After the Germans occupied the town, the 16-year-old Romanchenko was deported to Germany in 1942 to do forced labor in a mine near Dortmund. After he tried to escape, he was sent to the Buchenwald concentration camp in January 1943 where he worked in a quarry. He then was transferred to Peenemunde, where the V-2 ballistic missile was being developed, and worked as a mechanic for several months.
From there, he was sent to the Mittelbau-Dora concentration camp where he lived and worked in underground tunnels for several months. In March 1945, he endured a grueling trip to the Bergen-Belsen concentration camp.
In a video for the Babi-Yar Holocaust Memorial Center near Kyiv, which was recently damaged when Russian forces fired on a nearby TV tower, Romanchenko recounted that experience.
He said the prisoners were packed into a small freight car, standing up against each other, and traveled for seven days without being given anything to eat, before arriving at Bergen-Belsen. He said people would sit on anyone who died during the trip. When he arrived, he found that Bergen-Belsen was already packed full with prisoners brought there from camps all over Germany.

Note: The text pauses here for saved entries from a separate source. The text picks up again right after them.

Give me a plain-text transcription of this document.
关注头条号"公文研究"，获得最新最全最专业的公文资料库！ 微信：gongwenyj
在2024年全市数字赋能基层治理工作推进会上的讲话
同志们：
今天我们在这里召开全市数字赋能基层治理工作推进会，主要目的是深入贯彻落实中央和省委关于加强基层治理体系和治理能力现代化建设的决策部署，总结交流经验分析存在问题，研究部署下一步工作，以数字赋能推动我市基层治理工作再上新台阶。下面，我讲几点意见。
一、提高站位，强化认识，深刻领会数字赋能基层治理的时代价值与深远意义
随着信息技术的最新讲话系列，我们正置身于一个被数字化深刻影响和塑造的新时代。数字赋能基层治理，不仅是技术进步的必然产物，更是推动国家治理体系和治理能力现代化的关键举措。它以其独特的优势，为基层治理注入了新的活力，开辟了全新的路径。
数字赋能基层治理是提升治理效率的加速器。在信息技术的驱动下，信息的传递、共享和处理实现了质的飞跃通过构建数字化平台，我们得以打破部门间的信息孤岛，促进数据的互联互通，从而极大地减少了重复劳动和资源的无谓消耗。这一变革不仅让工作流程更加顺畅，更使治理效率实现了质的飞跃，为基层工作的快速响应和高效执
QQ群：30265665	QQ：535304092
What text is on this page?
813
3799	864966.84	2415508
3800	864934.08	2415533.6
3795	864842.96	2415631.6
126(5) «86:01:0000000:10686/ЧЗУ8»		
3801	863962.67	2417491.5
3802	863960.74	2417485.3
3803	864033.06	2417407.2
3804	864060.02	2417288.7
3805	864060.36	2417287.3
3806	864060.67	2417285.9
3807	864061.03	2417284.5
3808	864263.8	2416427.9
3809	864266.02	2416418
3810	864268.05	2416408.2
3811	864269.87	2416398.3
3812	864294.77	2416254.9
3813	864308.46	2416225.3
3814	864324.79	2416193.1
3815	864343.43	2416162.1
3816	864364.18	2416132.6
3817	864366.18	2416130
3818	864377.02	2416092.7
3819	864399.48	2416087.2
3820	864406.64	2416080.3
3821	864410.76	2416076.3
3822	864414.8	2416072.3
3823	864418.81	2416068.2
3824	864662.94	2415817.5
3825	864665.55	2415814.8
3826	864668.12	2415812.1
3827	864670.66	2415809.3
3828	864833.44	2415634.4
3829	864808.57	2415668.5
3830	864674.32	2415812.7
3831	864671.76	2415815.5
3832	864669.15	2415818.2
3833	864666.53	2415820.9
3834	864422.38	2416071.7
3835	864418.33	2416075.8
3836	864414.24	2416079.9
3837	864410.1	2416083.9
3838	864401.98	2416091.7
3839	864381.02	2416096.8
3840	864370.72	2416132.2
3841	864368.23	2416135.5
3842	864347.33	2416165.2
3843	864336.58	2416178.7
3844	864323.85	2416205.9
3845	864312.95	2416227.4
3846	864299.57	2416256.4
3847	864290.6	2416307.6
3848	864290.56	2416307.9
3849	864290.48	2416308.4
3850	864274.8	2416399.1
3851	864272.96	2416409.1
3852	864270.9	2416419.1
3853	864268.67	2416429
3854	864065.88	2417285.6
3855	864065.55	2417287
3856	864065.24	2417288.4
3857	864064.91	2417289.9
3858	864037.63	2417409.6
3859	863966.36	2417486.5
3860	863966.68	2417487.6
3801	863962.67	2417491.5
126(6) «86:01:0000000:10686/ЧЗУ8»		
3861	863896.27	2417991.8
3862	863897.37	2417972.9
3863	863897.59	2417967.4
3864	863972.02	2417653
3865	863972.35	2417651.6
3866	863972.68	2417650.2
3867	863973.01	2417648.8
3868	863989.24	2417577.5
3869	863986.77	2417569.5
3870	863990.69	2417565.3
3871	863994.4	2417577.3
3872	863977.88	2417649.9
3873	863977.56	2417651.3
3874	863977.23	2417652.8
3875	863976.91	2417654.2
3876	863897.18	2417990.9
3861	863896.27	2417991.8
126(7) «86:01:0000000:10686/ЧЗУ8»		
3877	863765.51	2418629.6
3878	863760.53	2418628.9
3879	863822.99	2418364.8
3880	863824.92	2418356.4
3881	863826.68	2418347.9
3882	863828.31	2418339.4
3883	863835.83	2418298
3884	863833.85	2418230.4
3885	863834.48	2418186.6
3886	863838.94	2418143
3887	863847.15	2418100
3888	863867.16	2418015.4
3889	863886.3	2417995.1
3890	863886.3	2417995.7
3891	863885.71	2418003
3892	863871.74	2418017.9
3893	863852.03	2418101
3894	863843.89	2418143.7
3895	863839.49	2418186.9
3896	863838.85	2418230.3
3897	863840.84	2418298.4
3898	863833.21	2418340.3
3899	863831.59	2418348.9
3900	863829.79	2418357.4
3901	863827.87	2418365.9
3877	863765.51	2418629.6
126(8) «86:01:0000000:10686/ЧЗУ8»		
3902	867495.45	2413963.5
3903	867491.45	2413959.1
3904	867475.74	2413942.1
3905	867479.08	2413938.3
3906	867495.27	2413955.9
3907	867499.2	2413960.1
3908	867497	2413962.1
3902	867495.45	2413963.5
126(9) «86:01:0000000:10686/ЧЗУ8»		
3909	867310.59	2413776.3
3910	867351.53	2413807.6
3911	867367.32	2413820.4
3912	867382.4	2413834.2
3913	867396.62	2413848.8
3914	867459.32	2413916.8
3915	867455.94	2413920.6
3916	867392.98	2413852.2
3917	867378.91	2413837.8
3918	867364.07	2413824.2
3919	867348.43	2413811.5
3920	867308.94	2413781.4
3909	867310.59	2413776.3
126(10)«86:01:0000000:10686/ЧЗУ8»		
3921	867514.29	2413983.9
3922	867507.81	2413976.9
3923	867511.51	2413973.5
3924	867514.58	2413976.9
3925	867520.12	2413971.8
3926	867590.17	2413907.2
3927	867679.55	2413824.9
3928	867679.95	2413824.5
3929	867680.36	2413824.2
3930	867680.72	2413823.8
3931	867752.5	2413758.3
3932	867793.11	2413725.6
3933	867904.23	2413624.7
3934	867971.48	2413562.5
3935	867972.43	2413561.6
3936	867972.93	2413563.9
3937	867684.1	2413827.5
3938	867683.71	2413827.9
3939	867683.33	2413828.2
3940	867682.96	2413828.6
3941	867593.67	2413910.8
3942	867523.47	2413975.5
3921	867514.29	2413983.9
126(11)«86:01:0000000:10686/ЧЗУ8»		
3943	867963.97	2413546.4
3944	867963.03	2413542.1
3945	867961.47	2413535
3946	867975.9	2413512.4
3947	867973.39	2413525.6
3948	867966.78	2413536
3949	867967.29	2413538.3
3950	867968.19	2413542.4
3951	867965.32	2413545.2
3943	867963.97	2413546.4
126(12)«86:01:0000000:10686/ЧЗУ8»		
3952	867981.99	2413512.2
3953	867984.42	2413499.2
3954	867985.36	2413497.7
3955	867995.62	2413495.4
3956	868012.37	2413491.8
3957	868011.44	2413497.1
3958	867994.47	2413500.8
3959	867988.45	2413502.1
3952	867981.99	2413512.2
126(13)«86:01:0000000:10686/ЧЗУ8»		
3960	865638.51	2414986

“After seven days of hunger, [...] I didn’t have any energy left. I just had the strength to climb onto the second level of the bed, where I thought, ‘That’s it, you’re not getting out of here.’ Because they brought us there specifically to destroy us. I’m lying there, lying there, and then a guy from below climbs in and brings two rutabegas.”
Romanchenko weighed only 86 pounds when the camp was liberated by British troops on April 15, 1945. There were thousands of bodies lying unburied and 60,000 starving and ill prisoners who had been left without food, water or basic sanitation in the days before liberation. Nearly 14,000 prisoners died after liberation.
Romanchenko was 24 years old when he finally returned to Ukraine, then a Soviet republic, in 1950 after having to serve several years in the Soviet Army in Berlin. He later worked in agricultural machinery production before he retired in 1997.
According to the website of the Maximilian Kolbe Foundation, a German non-profit which supports concentration camp survivors, Romanchenko lived alone in a one-room apartment on the eighth floor of the apartment building in Kharkiv. He suffered from leg pain and needed help paying for medicine and a nurse.
Romanchenko traveled to Buchenwald many times to meet with other survivors. In 2015, he read the Oath of Buchenwald at a ceremony at the memorial, according his obituary on the website of the Buchenwald and Mittelbau-Dora Memorials Foundation, The oath was written by survivors of the camp on April 19, 1945 shortly after U.S. troops liberated the camp.
It includes these words:
“The destruction of Nazism, down to its roots, is our motto. To build a new world of peace and freedom is our ideal.”
Another victim of Vladimir Putin’s fictitious mission to “de-Nazify” Ukraine.